After writing for the band for more than a decade, Clifford said writing just for himself wasn’t much of a departure.

“It’s different in some ways. I did a lot of writing on the piano for this record, and that’s new for me,” he said. “It comes from the same place. It’s kind of the same general process where you’re weeding through the subconscious and trying to figure out what you’re saying as you’re saying it. But it’s surrounded by so many different variables.”

Of course, he’d had experience writing with and for others — Howie Day and Sean Lennon just to name a couple.

Clifford wrote a song with Lennon that would have been on Lennon’s album Friendly Fire.

“It ended up being a great song,” Clifford said. “We only had 3 or 4 hours together but it was like looking behind the curtain. I went to his house and he was rehearsing with his band so it was him, Harper Simon, Bijou Phillips was there. It was kind of rock royalty and me. They left and we just started writing this song and the phone rings and he’s like, ‘Hi mom.’”

And that’s how he found himself sitting in a Korean restaurant, listening to Yoko Ono talk about her Tokyo art opening.

“It was surreal.
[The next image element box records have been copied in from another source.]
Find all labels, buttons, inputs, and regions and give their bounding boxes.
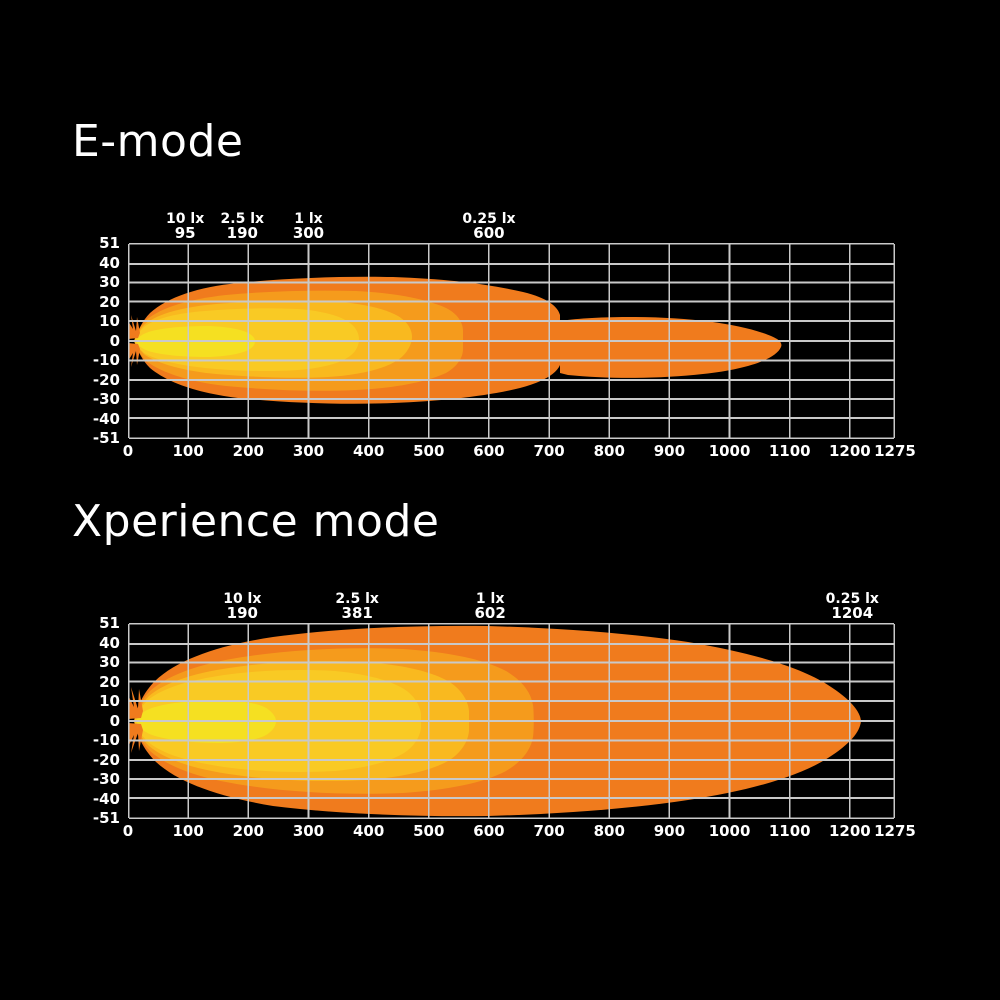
y-tick-label: -40 bbox=[93, 412, 120, 427]
x-tick-label: 1000 bbox=[709, 824, 751, 839]
y-tick-label: 40 bbox=[99, 256, 120, 271]
lux-marker-distance: 602 bbox=[474, 606, 505, 622]
y-tick-label: -30 bbox=[93, 392, 120, 407]
lux-marker: 0.25 lx600 bbox=[462, 212, 515, 242]
y-tick-label: -40 bbox=[93, 792, 120, 807]
y-tick-label: 30 bbox=[99, 655, 120, 670]
y-tick-label: -20 bbox=[93, 373, 120, 388]
x-tick-label: 1200 bbox=[829, 444, 871, 459]
x-tick-label: 800 bbox=[594, 824, 625, 839]
y-tick-label: 20 bbox=[99, 675, 120, 690]
x-tick-label: 300 bbox=[293, 444, 324, 459]
y-tick-label: -10 bbox=[93, 733, 120, 748]
x-tick-label: 1275 bbox=[874, 444, 916, 459]
y-tick-label: 51 bbox=[99, 616, 120, 631]
lux-marker-distance: 95 bbox=[166, 226, 204, 242]
y-tick-label: -51 bbox=[93, 431, 120, 446]
y-tick-label: 10 bbox=[99, 694, 120, 709]
y-tick-label: -10 bbox=[93, 353, 120, 368]
beam-pattern-svg-e-mode bbox=[128, 243, 895, 439]
lux-marker-distance: 300 bbox=[293, 226, 324, 242]
y-axis-labels-xperience-mode: 51403020100-10-20-30-40-51 bbox=[62, 623, 120, 819]
x-tick-label: 700 bbox=[533, 444, 564, 459]
x-tick-label: 1000 bbox=[709, 444, 751, 459]
lux-marker: 10 lx95 bbox=[166, 212, 204, 242]
y-tick-label: 51 bbox=[99, 236, 120, 251]
chart-title-xperience-mode: Xperience mode bbox=[72, 500, 439, 544]
lux-marker: 10 lx190 bbox=[223, 592, 261, 622]
x-tick-label: 500 bbox=[413, 444, 444, 459]
lux-marker: 0.25 lx1204 bbox=[826, 592, 879, 622]
x-tick-label: 1275 bbox=[874, 824, 916, 839]
x-tick-label: 700 bbox=[533, 824, 564, 839]
y-tick-label: -51 bbox=[93, 811, 120, 826]
y-tick-label: -20 bbox=[93, 753, 120, 768]
x-tick-label: 1100 bbox=[769, 444, 811, 459]
x-tick-label: 600 bbox=[473, 444, 504, 459]
lux-marker-distance: 1204 bbox=[826, 606, 879, 622]
x-tick-label: 200 bbox=[233, 824, 264, 839]
lux-marker: 2.5 lx381 bbox=[335, 592, 379, 622]
chart-title-e-mode: E-mode bbox=[72, 120, 243, 164]
lux-marker: 1 lx602 bbox=[474, 592, 505, 622]
x-tick-label: 500 bbox=[413, 824, 444, 839]
y-tick-label: 0 bbox=[110, 714, 120, 729]
x-tick-label: 300 bbox=[293, 824, 324, 839]
x-tick-label: 400 bbox=[353, 444, 384, 459]
lux-marker-row-e-mode: 10 lx952.5 lx1901 lx3000.25 lx600 bbox=[128, 210, 895, 243]
plot-area-wrapper-e-mode: 10 lx952.5 lx1901 lx3000.25 lx600 514030… bbox=[0, 210, 1000, 450]
x-tick-label: 100 bbox=[173, 444, 204, 459]
x-tick-label: 0 bbox=[123, 444, 133, 459]
lux-marker-distance: 381 bbox=[335, 606, 379, 622]
beam-pattern-svg-xperience-mode bbox=[128, 623, 895, 819]
x-tick-label: 400 bbox=[353, 824, 384, 839]
x-axis-labels-e-mode: 0100200300400500600700800900100011001200… bbox=[128, 444, 895, 470]
x-tick-label: 1200 bbox=[829, 824, 871, 839]
plot-xperience-mode bbox=[128, 623, 895, 819]
y-axis-labels-e-mode: 51403020100-10-20-30-40-51 bbox=[62, 243, 120, 439]
lux-marker-distance: 190 bbox=[221, 226, 265, 242]
grid-e-mode bbox=[129, 244, 894, 438]
y-tick-label: 40 bbox=[99, 636, 120, 651]
lux-marker: 2.5 lx190 bbox=[221, 212, 265, 242]
x-tick-label: 100 bbox=[173, 824, 204, 839]
y-tick-label: 20 bbox=[99, 295, 120, 310]
x-tick-label: 600 bbox=[473, 824, 504, 839]
isolux-diagram-page: E-mode 10 lx952.5 lx1901 lx3000.25 lx600… bbox=[0, 0, 1000, 1000]
lux-marker-distance: 600 bbox=[462, 226, 515, 242]
x-tick-label: 200 bbox=[233, 444, 264, 459]
lux-marker: 1 lx300 bbox=[293, 212, 324, 242]
y-tick-label: -30 bbox=[93, 772, 120, 787]
x-tick-label: 900 bbox=[654, 444, 685, 459]
y-tick-label: 0 bbox=[110, 334, 120, 349]
plot-area-wrapper-xperience-mode: 10 lx1902.5 lx3811 lx6020.25 lx1204 5140… bbox=[0, 590, 1000, 830]
x-tick-label: 1100 bbox=[769, 824, 811, 839]
x-tick-label: 0 bbox=[123, 824, 133, 839]
x-tick-label: 800 bbox=[594, 444, 625, 459]
lux-marker-distance: 190 bbox=[223, 606, 261, 622]
y-tick-label: 10 bbox=[99, 314, 120, 329]
x-tick-label: 900 bbox=[654, 824, 685, 839]
x-axis-labels-xperience-mode: 0100200300400500600700800900100011001200… bbox=[128, 824, 895, 850]
plot-e-mode bbox=[128, 243, 895, 439]
y-tick-label: 30 bbox=[99, 275, 120, 290]
lux-marker-row-xperience-mode: 10 lx1902.5 lx3811 lx6020.25 lx1204 bbox=[128, 590, 895, 623]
There’s those moments. They’re obviously cultural icons, but they’re people,” Clifford said. “There’s moments of just being human but certainly there’s a while other layer to look through.”

Back in the real world, Clifford is just now finishing the charts for his Feb. 14 performance with the Charleston Symphony.

“It’s gonna be the string section, all the brass and full band. A total of I think 37 people,” Clifford said. “This symphony show is kind of my excuse to step back and take a look at the last 10 to 15 years and play.”

If you’re not dedicated enough to make the trek to Charleston, you can catch Clifford and his band at Cat’s Cradle this Friday. Slow Runner and Steven Fiore will open. Tickets are $10 in advance and $15 day of show.

1 comment:

Olenka said...

Oh Wow! I'll be at Cat's Cradle and at Charleston's symphony concert! Even my parents decided to come out to Charleston for the occasion!
Thanks for sharing those tidbits about Sean Lennon and Yoko, it's great to find out little details like that!